Jeffrey R. Curtis
SAN DIEGO — As the health care community moves away from opioids for pain management, a number of approaches may be set to fill the gap, according to a presentation at the 2019 Congress of Clinical Rheumatology West.
Jeffrey R. Curtis, MD, MS, MPH, of the University of Alabama at Birmingham, and a member of the Healio Rheumatology peer perspective board, described opioids as the drugs that rheumatologists “love to hate.” He addressed a host of topics pertaining to pain in rheumatology, from the relationship between disease and pain management to an overview of novel non-pharmacotherapeutic interventions.
“About two-thirds of our patients achieve DAS28 or CDAI remission, but they still have pain that routinely bothers them,” Curtis said. “Pain is not going away just because we have new and improved immune-based therapies.”
Curtis described a “gigantic amount of variability” from rheumatologist to rheumatologist with regard to opioid use, with data showing that 20% of patients in some practices receive them, compared with 80% of patients in other practices.
As the health care community moves away from opioids for pain management, a number of approaches may be set to fill the gap, according to Curtis.
The question of efficacy also arose. “How well do they really work for long-term pain management?” Curtis said. “We have almost no data beyond 3 months.
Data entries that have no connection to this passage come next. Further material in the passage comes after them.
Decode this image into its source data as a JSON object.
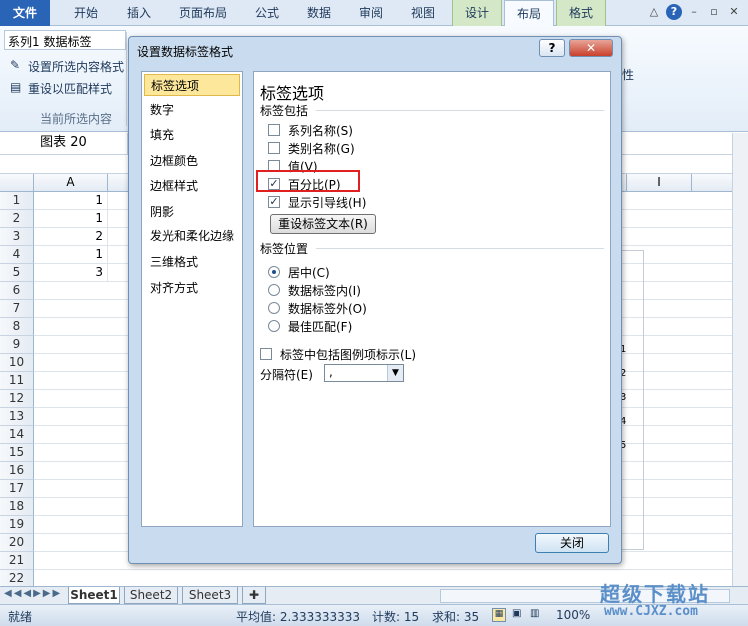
{
  "ribbon": {
    "tabs": [
      "文件",
      "开始",
      "插入",
      "页面布局",
      "公式",
      "数据",
      "审阅",
      "视图",
      "设计",
      "布局",
      "格式"
    ],
    "selection_combo": "系列1 数据标签",
    "format_selection": "设置所选内容格式",
    "reset_style": "重设以匹配样式",
    "group_label": "当前所选内容",
    "right_fragment": "性"
  },
  "formula_bar": {
    "name_box": "图表 20"
  },
  "grid": {
    "col_a": "A",
    "col_i": "I",
    "rows": [
      "1",
      "2",
      "3",
      "4",
      "5",
      "6",
      "7",
      "8",
      "9",
      "10",
      "11",
      "12",
      "13",
      "14",
      "15",
      "16",
      "17",
      "18",
      "19",
      "20",
      "21",
      "22"
    ],
    "col_a_values": [
      "1",
      "1",
      "2",
      "1",
      "3"
    ],
    "chart_fragments": [
      "1",
      "2",
      "3",
      "4",
      "5"
    ]
  },
  "sheets": [
    "Sheet1",
    "Sheet2",
    "Sheet3"
  ],
  "status": {
    "ready": "就绪",
    "average": "平均值: 2.333333333",
    "count": "计数: 15",
    "sum": "求和: 35",
    "zoom": "100%"
  },
  "dialog": {
    "title": "设置数据标签格式",
    "help": "?",
    "close_x": "✕",
    "nav": [
      "标签选项",
      "数字",
      "填充",
      "边框颜色",
      "边框样式",
      "阴影",
      "发光和柔化边缘",
      "三维格式",
      "对齐方式"
    ],
    "panel_title": "标签选项",
    "contains_heading": "标签包括",
    "options": [
      {
        "label": "系列名称(S)",
        "checked": false
      },
      {
        "label": "类别名称(G)",
        "checked": false
      },
      {
        "label": "值(V)",
        "checked": false
      },
      {
        "label": "百分比(P)",
        "checked": true
      },
      {
        "label": "显示引导线(H)",
        "checked": true
      }
    ],
    "reset_text_button": "重设标签文本(R)",
    "position_heading": "标签位置",
    "positions": [
      {
        "label": "居中(C)",
        "selected": true
      },
      {
        "label": "数据标签内(I)",
        "selected": false
      },
      {
        "label": "数据标签外(O)",
        "selected": false
      },
      {
        "label": "最佳匹配(F)",
        "selected": false
      }
    ],
    "legend_key": "标签中包括图例项标示(L)",
    "separator_label": "分隔符(E)",
    "separator_value": ",",
    "close_button": "关闭"
  },
  "watermark": {
    "title": "超级下载站",
    "url": "www.CJXZ.com"
  }
}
Why are people stuck on these medications for years and years?”
Pain measurement parameters may also be insufficient and, thereby, complicate pain management, according to Curtis. “A patient can choose three out of 10 on a visual analog scale, but your three may be different from my three,” he said.
With this in mind, novel methods for scoring pain are emerging. The NIH PROMIS Pain Interference Scale, the Widespread Pain Index (WPI), and symptom severity score all may have utility. “They are simple and can be deployed in clinics,” he said.
Looking beyond measurement, Curtis provided a review of some novel approaches to managing pain. Anti-nerve growth factor blockade is one potential method, along with vagus nerve stimulation. “With the vagal nerve approach, the side effects that we see with biologics or other pharmacotherapies are limited,” he said.
Although cannabis is gaining traction as legal impediments to its use are gradually being removed, a number of questions still remain. “We do not know what the biologic side effects are,” Curtis said. “The FDA has grudgingly acknowledged that CBD may be therapeutic, but, in general, the evidence is still not there yet.”
An additional concern for cannabis is the stigma surrounding its use. Despite the fact that many patients are using CBD and THC in their various forms, they often express unwillingness to discuss this with their clinicians for fear of being judged. “Rheumatologists must endeavor to maintain an empathetic relationship with their patients and avoid personal bias,” Curtis said.
As for additional modalities, Curtis suggested that mindfulness and meditation approaches should be considered. “We have seen evidence for short-term benefit,” he said.
In perhaps the most far-fetched idea, Curtis also said that virtual reality may have use in pain management. One simple approach is to use it to distract patients while changing the dressing on a wound.
“But we can also use VR to teach a patient how to do tai chi or yoga,” he said. He noted that many patients may live far from a place where these classes are taught, and that rheumatologists do not have time to instruct their patients in these techniques. “The pain reduction is mild, but if we can provide a patient with a 12-week course in yoga through a virtual reality machine, we may see some long-term lifestyle benefits.” — by Rob Volansky
Curtis JR. Changing trends in the use of opioids and other therapies for arthritis pain. Presented at: Clinical Congress of Rheumatology West. September 26-29, 2019; San Diego.
Disclosure: Curtis reports research grants and consulting fees from AbbVie, Amgen, BMS, Corrona, Janssen, Lilly, Myriad, Pfizer, Roche and UCB.